One of our members recently had a serious crash on Parlick – getting blown back over the saddle from the west bowl and was dumped hard behind the wall. Fortunately he’s making a good recovery from his injuries. He was rescued by the Air Ambulance after some excellent on-the-ground support and coordination by the pilots on the hill, benefitting from Paul’s mountain rescue experience and the presence of a doctor. John has bravely put his helmet-cam video on YouTube, both as a warning to low airtime pilots and to invite constructive comments from the more experienced, and has stated that this was a completely avoidable accident – he should have known better but for some reason went to the venturi in the saddle to find lift. He also sends his apologies to the club for causing such a fuss!. The video link (https://youtu.be/YBNQEZ69y5s) is also posted on Pennine Flight Club, so please contribute if you spot something that would help the analysis: how could it have been prevented and how could it have been handled to avoid the outcome. Positive comments only please, I’m sure John feels bad enough about crashing already.

X - Dales '21 Challenge

By Carl Fairhurst on  August 13, 2021 10:17

The X - Dales '21 Challenge will run over the extended weekend of the 10,11,12th September to coincide with the DHPC social event.  All the relevant details relating to entry, format, rules, safety, task, and scoring etc are available via the link below. New information may be added as necessary.
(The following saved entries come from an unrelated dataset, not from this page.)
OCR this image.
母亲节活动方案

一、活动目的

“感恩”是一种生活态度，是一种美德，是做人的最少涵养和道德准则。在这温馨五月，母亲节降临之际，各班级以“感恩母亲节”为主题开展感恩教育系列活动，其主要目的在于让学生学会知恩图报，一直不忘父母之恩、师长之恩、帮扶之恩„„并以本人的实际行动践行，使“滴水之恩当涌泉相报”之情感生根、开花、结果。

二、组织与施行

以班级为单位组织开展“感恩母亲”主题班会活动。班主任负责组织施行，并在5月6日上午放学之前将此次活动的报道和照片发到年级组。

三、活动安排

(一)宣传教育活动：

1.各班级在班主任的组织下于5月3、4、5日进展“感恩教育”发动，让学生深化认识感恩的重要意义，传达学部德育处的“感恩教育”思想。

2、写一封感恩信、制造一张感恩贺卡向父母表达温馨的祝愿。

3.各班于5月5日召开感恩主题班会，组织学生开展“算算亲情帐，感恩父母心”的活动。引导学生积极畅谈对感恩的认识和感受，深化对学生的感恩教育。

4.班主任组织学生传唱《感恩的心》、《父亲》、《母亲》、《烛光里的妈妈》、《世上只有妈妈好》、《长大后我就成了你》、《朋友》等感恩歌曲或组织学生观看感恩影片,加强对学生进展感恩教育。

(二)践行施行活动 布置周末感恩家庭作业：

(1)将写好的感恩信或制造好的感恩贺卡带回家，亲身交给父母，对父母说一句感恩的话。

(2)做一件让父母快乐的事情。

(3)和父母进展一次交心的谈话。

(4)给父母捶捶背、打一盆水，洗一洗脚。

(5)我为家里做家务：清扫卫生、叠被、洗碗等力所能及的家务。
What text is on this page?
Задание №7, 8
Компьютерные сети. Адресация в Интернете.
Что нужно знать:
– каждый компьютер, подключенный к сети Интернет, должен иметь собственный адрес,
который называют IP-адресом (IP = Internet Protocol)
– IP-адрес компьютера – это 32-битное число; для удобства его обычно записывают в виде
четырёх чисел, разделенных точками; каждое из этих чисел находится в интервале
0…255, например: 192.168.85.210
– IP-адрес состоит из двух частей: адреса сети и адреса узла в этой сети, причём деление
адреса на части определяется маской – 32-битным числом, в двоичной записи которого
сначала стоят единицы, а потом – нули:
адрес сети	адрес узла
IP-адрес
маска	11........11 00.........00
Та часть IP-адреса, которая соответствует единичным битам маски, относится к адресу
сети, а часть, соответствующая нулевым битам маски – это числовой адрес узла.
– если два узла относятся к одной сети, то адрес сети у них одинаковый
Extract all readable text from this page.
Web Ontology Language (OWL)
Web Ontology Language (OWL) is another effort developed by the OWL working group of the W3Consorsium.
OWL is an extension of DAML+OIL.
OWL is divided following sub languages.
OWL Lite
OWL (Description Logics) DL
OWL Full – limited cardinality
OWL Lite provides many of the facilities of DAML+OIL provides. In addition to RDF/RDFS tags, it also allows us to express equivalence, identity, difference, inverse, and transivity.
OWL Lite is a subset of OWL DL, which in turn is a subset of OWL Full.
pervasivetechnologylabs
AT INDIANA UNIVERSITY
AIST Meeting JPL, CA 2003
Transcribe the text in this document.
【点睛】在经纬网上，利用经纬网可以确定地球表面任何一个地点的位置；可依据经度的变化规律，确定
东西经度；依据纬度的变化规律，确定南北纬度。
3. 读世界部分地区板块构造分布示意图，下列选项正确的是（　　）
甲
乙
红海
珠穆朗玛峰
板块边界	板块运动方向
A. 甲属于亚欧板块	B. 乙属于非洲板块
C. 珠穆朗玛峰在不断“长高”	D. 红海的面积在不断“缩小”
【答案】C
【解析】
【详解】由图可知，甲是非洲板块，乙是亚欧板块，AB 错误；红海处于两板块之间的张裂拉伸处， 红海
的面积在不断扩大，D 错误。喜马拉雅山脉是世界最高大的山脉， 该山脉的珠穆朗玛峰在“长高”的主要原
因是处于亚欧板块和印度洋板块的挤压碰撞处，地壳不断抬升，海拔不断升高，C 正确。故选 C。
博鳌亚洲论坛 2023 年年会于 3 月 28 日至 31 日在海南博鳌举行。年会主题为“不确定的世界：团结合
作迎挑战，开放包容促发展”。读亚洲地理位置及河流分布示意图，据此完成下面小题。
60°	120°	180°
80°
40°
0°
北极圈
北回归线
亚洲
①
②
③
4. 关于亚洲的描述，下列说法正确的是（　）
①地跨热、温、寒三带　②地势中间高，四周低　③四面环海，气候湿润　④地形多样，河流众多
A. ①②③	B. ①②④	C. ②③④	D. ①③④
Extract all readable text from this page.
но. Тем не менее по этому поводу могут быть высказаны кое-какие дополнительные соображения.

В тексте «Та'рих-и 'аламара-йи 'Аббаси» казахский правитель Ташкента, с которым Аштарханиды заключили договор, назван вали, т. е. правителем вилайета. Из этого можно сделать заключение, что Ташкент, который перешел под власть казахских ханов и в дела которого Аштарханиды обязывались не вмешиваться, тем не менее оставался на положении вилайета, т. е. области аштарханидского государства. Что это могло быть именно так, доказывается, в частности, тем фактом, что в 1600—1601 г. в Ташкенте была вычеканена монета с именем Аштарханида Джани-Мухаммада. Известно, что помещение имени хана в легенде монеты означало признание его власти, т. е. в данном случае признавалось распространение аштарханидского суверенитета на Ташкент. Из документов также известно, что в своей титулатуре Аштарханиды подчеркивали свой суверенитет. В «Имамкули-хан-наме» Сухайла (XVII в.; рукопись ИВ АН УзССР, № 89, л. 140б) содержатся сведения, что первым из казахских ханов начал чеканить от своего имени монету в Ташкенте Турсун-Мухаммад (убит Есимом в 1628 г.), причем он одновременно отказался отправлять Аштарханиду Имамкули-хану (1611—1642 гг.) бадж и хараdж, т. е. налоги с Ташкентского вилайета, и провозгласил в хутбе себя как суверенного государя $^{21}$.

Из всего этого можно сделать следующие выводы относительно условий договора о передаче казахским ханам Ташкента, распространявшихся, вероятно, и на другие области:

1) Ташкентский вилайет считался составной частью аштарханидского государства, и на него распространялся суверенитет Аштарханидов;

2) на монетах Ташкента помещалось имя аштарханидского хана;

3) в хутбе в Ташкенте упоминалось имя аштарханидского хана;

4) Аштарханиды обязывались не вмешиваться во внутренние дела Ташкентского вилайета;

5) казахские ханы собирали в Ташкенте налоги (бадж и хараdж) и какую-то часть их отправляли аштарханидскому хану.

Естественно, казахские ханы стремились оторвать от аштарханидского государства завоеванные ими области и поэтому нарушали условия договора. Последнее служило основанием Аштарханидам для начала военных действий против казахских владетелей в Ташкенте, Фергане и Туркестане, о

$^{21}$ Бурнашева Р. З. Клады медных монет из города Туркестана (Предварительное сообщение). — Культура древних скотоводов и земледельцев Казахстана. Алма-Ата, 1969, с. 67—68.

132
For more details, go to https://www.xcflight.com/x-dales-21-challenge/

Please Do Not Fly Pendle East

By Andy Archer on  July 19, 2021 13:38

I have just had an email from the Land Agent for Pendle Hill (see copy below).

There were reports of paragliders flying the East Face of Pendle on Sunday 18.07.21.  This area is out of bounds for flying at the landowner's request and does not form part of our licence agreement. 

Pendle is one of our best sites and we would not want to lose use of the main face due to pilots flying the east.  We have other easterly sites that can be used.

Please re-familiarise yourself with the sites guide here:

http://www.penninesoaringclub.org.uk/sites/pendle/

Pendle

Area marked in red is ‘Out of Bounds’ for paragliding & hang gliding

Dear Andy,

I trust all is well with you.

I noted that gliders were taking off/landing from ‘big end’ Pendle yesterday afternoon – directly above Hookcliffe plantation and further along towards Barley.

I know we have raised this previously and clearly you cannot control non-members but are you able to put a note out to your members reminding them that this is out of bounds.

The existence of the gliders relies on all parties working together and it is frustrating when a few let the side down’.

Thanks for your cooperation and adherence.